Penyiksaan, baik sebagai bentuk hukuman maupun guna memperoleh pengakuan dari korban atau tersangka, masih dianggap sebagai metode yang kerap diaplikasikan oleh oknum penyidik untuk mempermudah pengungkapan tindak pidana. Hal ini memperlihatkan kurangnya keterampilan dan profesionalisme anggota kepolisian dalam menangani penyelidikan terhadap dugaan tindak pidana melalui metode ilmiah (scientific crime investigation).

Mengamati kondisi demikian, terdapat sejumlah faktor yang andil memperkeruh praktik penyiksaan di Indonesia, misalnya, penyiksaan belum dianggap sebagai tindak pidana yang tegas, pelaku umumnya merupakan aparat penegak hukum, minimnya pengawasan, tidak ada lembaga khusus yang menangani kasus penyiksaan, pandangan masyarakat dan trauma yang dialami oleh korban. 
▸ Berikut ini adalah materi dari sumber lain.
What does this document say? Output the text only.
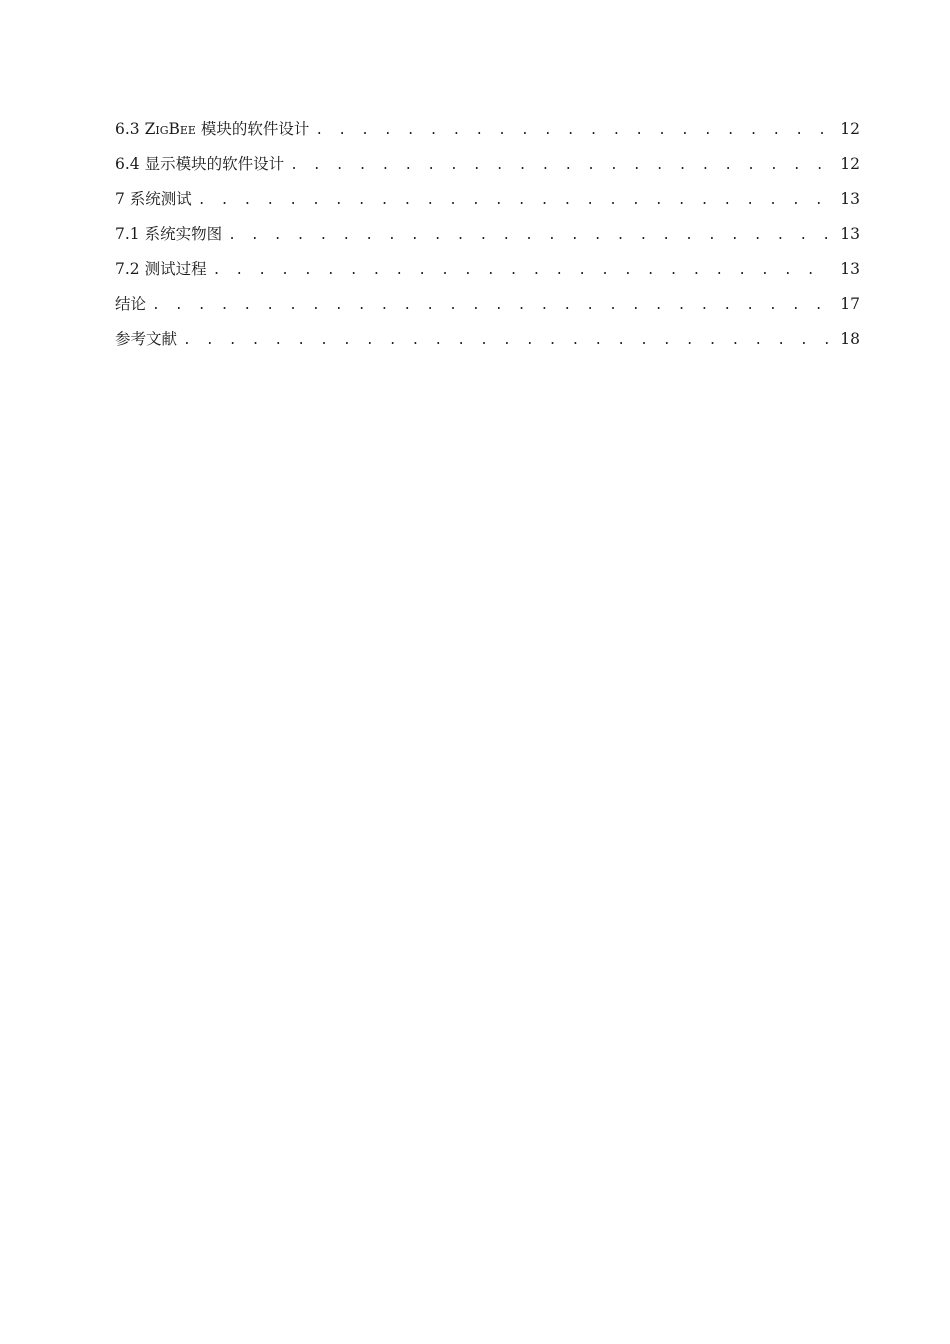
6.3 ZigBee 模块的软件设计 . . .	12
6.4 显示模块的软件设计 . . .	12
7 系统测试 . . .	13
7.1 系统实物图 . . .	13
7.2 测试过程 . . .	13
结论 . . .	17
参考文献 . . .	18
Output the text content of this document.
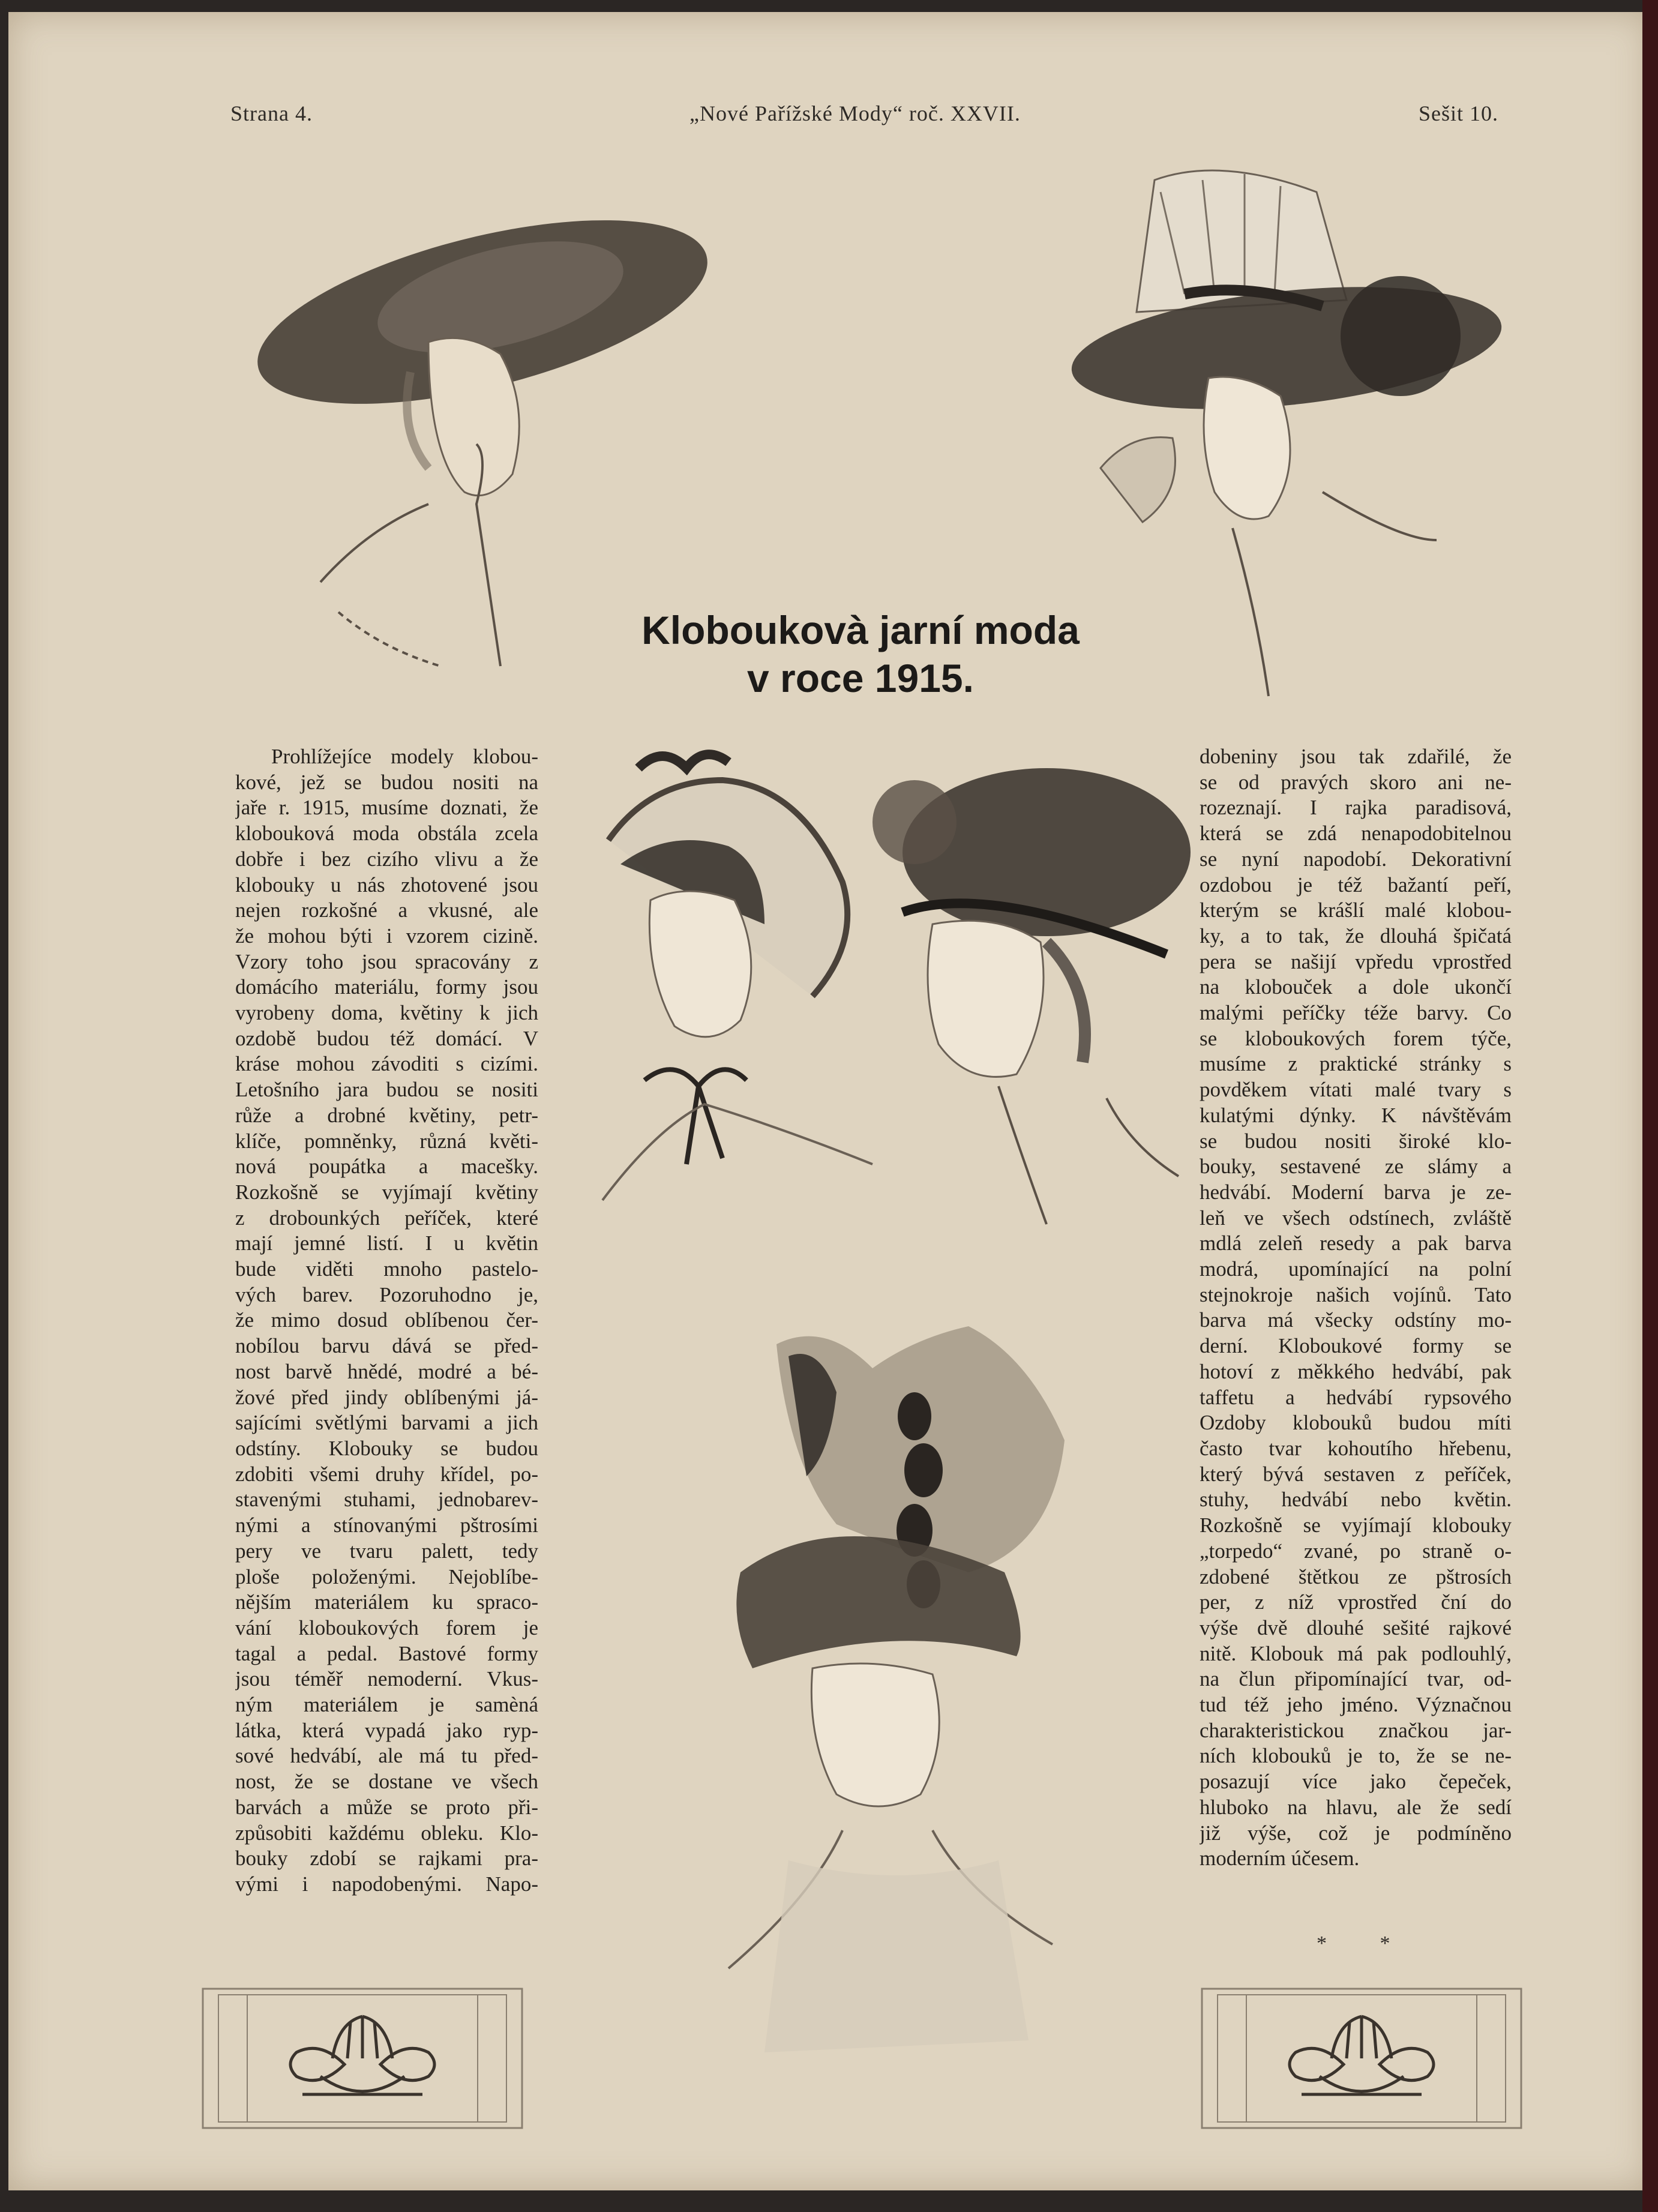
Strana 4.	„Nové Pařížské Mody“ roč. XXVII.	Sešit 10.
Kloboukovà jarní moda
v roce 1915.
Prohlížejíce modely klobou-
kové, jež se budou nositi na
jaře r. 1915, musíme doznati, že
klobouková moda obstála zcela
dobře i bez cizího vlivu a že
klobouky u nás zhotovené jsou
nejen rozkošné a vkusné, ale
že mohou býti i vzorem cizině.
Vzory toho jsou spracovány z
domácího materiálu, formy jsou
vyrobeny doma, květiny k jich
ozdobě budou též domácí. V
kráse mohou závoditi s cizími.
Letošního jara budou se nositi
růže a drobné květiny, petr-
klíče, pomněnky, různá květi-
nová poupátka a macešky.
Rozkošně se vyjímají květiny
z drobounkých peříček, které
mají jemné listí. I u květin
bude viděti mnoho pastelo-
vých barev. Pozoruhodno je,
že mimo dosud oblíbenou čer-
nobílou barvu dává se před-
nost barvě hnědé, modré a bé-
žové před jindy oblíbenými já-
sajícími světlými barvami a jich
odstíny. Klobouky se budou
zdobiti všemi druhy křídel, po-
stavenými stuhami, jednobarev-
nými a stínovanými pštrosími
pery ve tvaru palett, tedy
ploše položenými. Nejoblíbe-
nějším materiálem ku spraco-
vání kloboukových forem je
tagal a pedal. Bastové formy
jsou téměř nemoderní. Vkus-
ným materiálem je samèná
látka, která vypadá jako ryp-
sové hedvábí, ale má tu před-
nost, že se dostane ve všech
barvách a může se proto při-
způsobiti každému obleku. Klo-
bouky zdobí se rajkami pra-
vými i napodobenými. Napo-
dobeniny jsou tak zdařilé, že
se od pravých skoro ani ne-
rozeznají. I rajka paradisová,
která se zdá nenapodobitelnou
se nyní napodobí. Dekorativní
ozdobou je též bažantí peří,
kterým se krášlí malé klobou-
ky, a to tak, že dlouhá špičatá
pera se našijí vpředu vprostřed
na klobouček a dole ukončí
malými peříčky téže barvy. Co
se kloboukových forem týče,
musíme z praktické stránky s
povděkem vítati malé tvary s
kulatými dýnky. K návštěvám
se budou nositi široké klo-
bouky, sestavené ze slámy a
hedvábí. Moderní barva je ze-
leň ve všech odstínech, zvláště
mdlá zeleň resedy a pak barva
modrá, upomínající na polní
stejnokroje našich vojínů. Tato
barva má všecky odstíny mo-
derní. Kloboukové formy se
hotoví z měkkého hedvábí, pak
taffetu a hedvábí rypsového
Ozdoby klobouků budou míti
často tvar kohoutího hřebenu,
který bývá sestaven z peříček,
stuhy, hedvábí nebo květin.
Rozkošně se vyjímají klobouky
„torpedo“ zvané, po straně o-
zdobené štětkou ze pštrosích
per, z níž vprostřed ční do
výše dvě dlouhé sešité rajkové
nitě. Klobouk má pak podlouhlý,
na člun připomínající tvar, od-
tud též jeho jméno. Význačnou
charakteristickou značkou jar-
ních klobouků je to, že se ne-
posazují více jako čepeček,
hluboko na hlavu, ale že sedí
již výše, což je podmíněno
moderním účesem.
* *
Peraturan perundang-undangan di Indonesia belum secara komprehensif menyatakan bahwa penyiksaan yang terjadi dalam proses penyidikan merupakan tindak pidana. Faktanya, meskipun penyiksaan terhadap tersangka atau saksi terkadang terungkap, seringkali tidak ada proses hukum yang menyusul terhadap pelaku. 

Bila-pun ada, penyelesaian lebih sering dilakukan secara internal dan dianggap hanya sebatas pelanggaran etik, sehingga tidak menimbulkan efek jera bagi para pelakunya. Oleh sebab itu pemerintah Indonesia berkewajiban untuk memperjelas status penyiksaan sebagai tindak pidana, sesuai dengan kewajiban yang timbul dari ratifikasi Convention Against Torture and Other Cruel, Inhuman or Degrading Treatment or Punishment

Akibatnya, praktik impunitas mengekal dan menjadi budaya institusi untuk melindungi pelaku. Selain itu, pengawasan oleh aparat penegak hukum lainnya juga tidak berjalan efektif, seperti ketika Majelis Hakim mengabaikan pengakuan dari Tersangka yang diperoleh melalui penyiksaan.

Secara kelembagaan, Indonesia juga tidak mempunyai lembaga khusus guna menangani penyiksaan. Bagaimanapun, tidak sedikit dari korban yang memilih untuk tidak melapor karena rasa trauma yang mereka alami saat harus kembali berhadap dengan pelaku yang selama ini menyiksa mereka untuk mengakui suatu perbuatan yang sebenarnya tidak mereka lakukan.